Plasma concentration of F1 + 2 in exacerbation CU patients (985.36 ± 285.77 pmol/L) were significantly higher than those in remission CU patients (579.40 ± 305.87 pmol/L) (P < 0.01). However there was no significant difference of plasma levels of TF, TM, HMWK, t-PA, C5a and serum levels of C3, C4, ASO, RF, CRP and ESR between exacerbation CU patients and remission CU patients (P > 0.05) [Figure 1] and [Figure 2]. Plasma levels of C5a were higher in antihistamines-resistant CU patients (50.67 ± 16.83 pmol/L) than those in antihistamines-sensitive CU patients (40.43 ± 10.89 pmol/L) (P < 0.05), but there was no statistical difference in plasma levels of F1 + 2, TF, TM, HMWK, t-PA and serum levels of C3, C4, ASO, RF, CRP and ESR between them (P > 0.05) [Figure 3] and [Figure 4]. In CU patients, antihistamines sensitive/antihistamines resistant was correlated with symptom scores and duration of wheals (r = 0.42, P < 0.01; r = 0.57, P < 0.01). In antihistamines-resistant CU patients, we found higher symptom scores and longer duration of wheals. However, antihistamines sensitive/antihistamines resistant was not correlated disease course (r = 0.11, P > 0.05) [Table 1]. Compared with antihistamines-sensitive CU patients, antihistamines-resistant CU patients was characterized with more positive ASST (12/23 in antihistamines-sensitive CU patients versus 15/17 in antihistamines-resistant CU patients; P < 0.05) [Table 2].{Table 1}{Table 2}{Figure 1}{Figure 2}{Figure 3}{Figure 4}

In this study, we found that plasma concentrations of F1 + 2 in CU patients during the exacerbation were significantly higher than those in remission patients (P < 0.01). We assume that the concentration of thrombin tends to recover as CU comes to remission gradually. This may give explanation for the phenomenon why the wheals in CU fade by themselves. In our former study, we found that antihistamine can act on coagulation as the levels of coagulant factors trend toward recovery after antihistamine administration. [2] Studies have shown that thrombin participates in mast cell degranulation by activating protein kinase receptor on the mast cell surface. [3] Solute permeability may result in cutis and mucosal edema. [4] But this effect can be blocked by antihistamine drug administration or mast cell granule attenuation. [5] Antihistamine may play a key role in inhibiting the activation of coagulation cascade in CU.
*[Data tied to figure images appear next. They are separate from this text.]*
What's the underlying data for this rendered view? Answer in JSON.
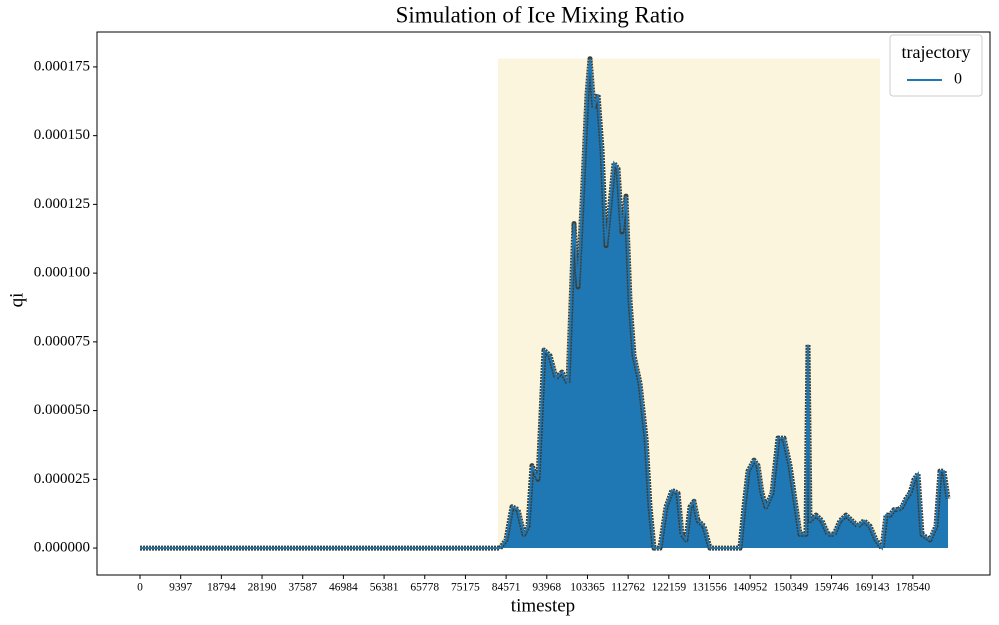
{
  "chart_data": {
    "type": "line",
    "title": "Simulation of Ice Mixing Ratio",
    "xlabel": "timestep",
    "ylabel": "qi",
    "xlim": [
      -9933,
      196350
    ],
    "ylim": [
      -9.8e-06,
      0.0001877
    ],
    "xticks": [
      0,
      9397,
      18794,
      28190,
      37587,
      46984,
      56381,
      65778,
      75175,
      84571,
      93968,
      103365,
      112762,
      122159,
      131556,
      140952,
      150349,
      159746,
      169143,
      178540
    ],
    "yticks": [
      {
        "value": 0,
        "label": "0.000000"
      },
      2.5e-05,
      {
        "value": 5e-05,
        "label": "0.000050"
      },
      7.5e-05,
      {
        "value": 0.0001,
        "label": "0.000100"
      },
      0.000125,
      {
        "value": 0.00015,
        "label": "0.000150"
      },
      0.000175
    ],
    "highlight": {
      "x": [
        82700,
        170940
      ],
      "y": [
        0,
        0.000178
      ],
      "color": "#faf5dc"
    },
    "legend_title": "trajectory",
    "legend_loc": "upper right",
    "series": [
      {
        "name": "0",
        "color": "#1f77b4",
        "outline": "#3d3d33",
        "x": [
          0,
          83160,
          84546,
          85932,
          87318,
          88704,
          89628,
          90552,
          91938,
          93324,
          94710,
          96096,
          97482,
          98868,
          100254,
          101178,
          102102,
          103257,
          103950,
          104874,
          105798,
          106722,
          107646,
          108570,
          109494,
          110418,
          111342,
          112266,
          113190,
          114114,
          115500,
          116886,
          117810,
          118734,
          120120,
          121506,
          122892,
          124278,
          125202,
          126126,
          127050,
          127974,
          128898,
          130284,
          131670,
          138600,
          139524,
          140448,
          141834,
          142758,
          143682,
          144606,
          145992,
          147378,
          148764,
          150150,
          151536,
          152460,
          153846,
          154308,
          154770,
          156156,
          157542,
          158928,
          160314,
          161700,
          163086,
          164472,
          165858,
          167244,
          168630,
          170016,
          171402,
          172326,
          173250,
          174174,
          175098,
          176022,
          176946,
          177870,
          178794,
          179718,
          180642,
          182490,
          183876,
          184800,
          185724,
          186648
        ],
        "values": [
          0,
          0,
          3e-06,
          1.5e-05,
          1.4e-05,
          5e-06,
          8e-06,
          3e-05,
          2.5e-05,
          7.2e-05,
          7e-05,
          6.2e-05,
          6.4e-05,
          6e-05,
          0.000118,
          9.5e-05,
          0.000125,
          0.000165,
          0.000178,
          0.00016,
          0.000165,
          0.000145,
          0.00011,
          0.000125,
          0.00014,
          0.000138,
          0.000115,
          0.000128,
          9e-05,
          7e-05,
          6e-05,
          4e-05,
          1.5e-05,
          0,
          0,
          1.5e-05,
          2.1e-05,
          2e-05,
          5e-06,
          3e-06,
          1.5e-05,
          1.7e-05,
          1e-05,
          8e-06,
          0,
          0,
          1.5e-05,
          2.8e-05,
          3.2e-05,
          3e-05,
          2e-05,
          1.5e-05,
          2e-05,
          4e-05,
          4e-05,
          3e-05,
          1.5e-05,
          5e-06,
          5e-06,
          7.4e-05,
          1e-05,
          1.2e-05,
          1e-05,
          5e-06,
          5e-06,
          1e-05,
          1.2e-05,
          1e-05,
          8e-06,
          1e-05,
          8e-06,
          3e-06,
          0,
          1.2e-05,
          1.2e-05,
          1.4e-05,
          1.4e-05,
          1.5e-05,
          1.8e-05,
          2e-05,
          2.5e-05,
          2.7e-05,
          5e-06,
          3e-06,
          8e-06,
          2.8e-05,
          2.8e-05,
          1.8e-05
        ]
      }
    ]
  }
}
We also observed that complement C5a concentration increased significantly in antihistamine-resistant patients. The resistance to antihistamine may be related to upregulation of plasma levels of C5a in CU patients. It has been demonstrated a new complement activation pathway that C5a generated in the absence of C3 by thrombin, which took place of C5 convertase in the classical pathway. [6] Pathogenic IgG cross-links the IgE receptor directly to cause histamine release, and the activation is augmented by complement. C5a is the complement agonist that is responsible for the augmented histamine release. [7] We also found the antihistamines-resistant CU patients with upregulation of plasma levels of C5a, higher activity scores, longer duration of wheals and more positive ASST. hence we considered that resistance to antihistamine in CU patients may be related to immunoreaction intervened by complement.

 Conclusion



The resistance to antihistamine could be related to upregulation of plasma levels of C5a, higher activity scores, longer duration of wheals and more positive ASST, but not to those of coagulant and anticoagulant factors and fibrinolytic markers in CU patients; CU during the exacerbation and during remission maybe differ in coagulation.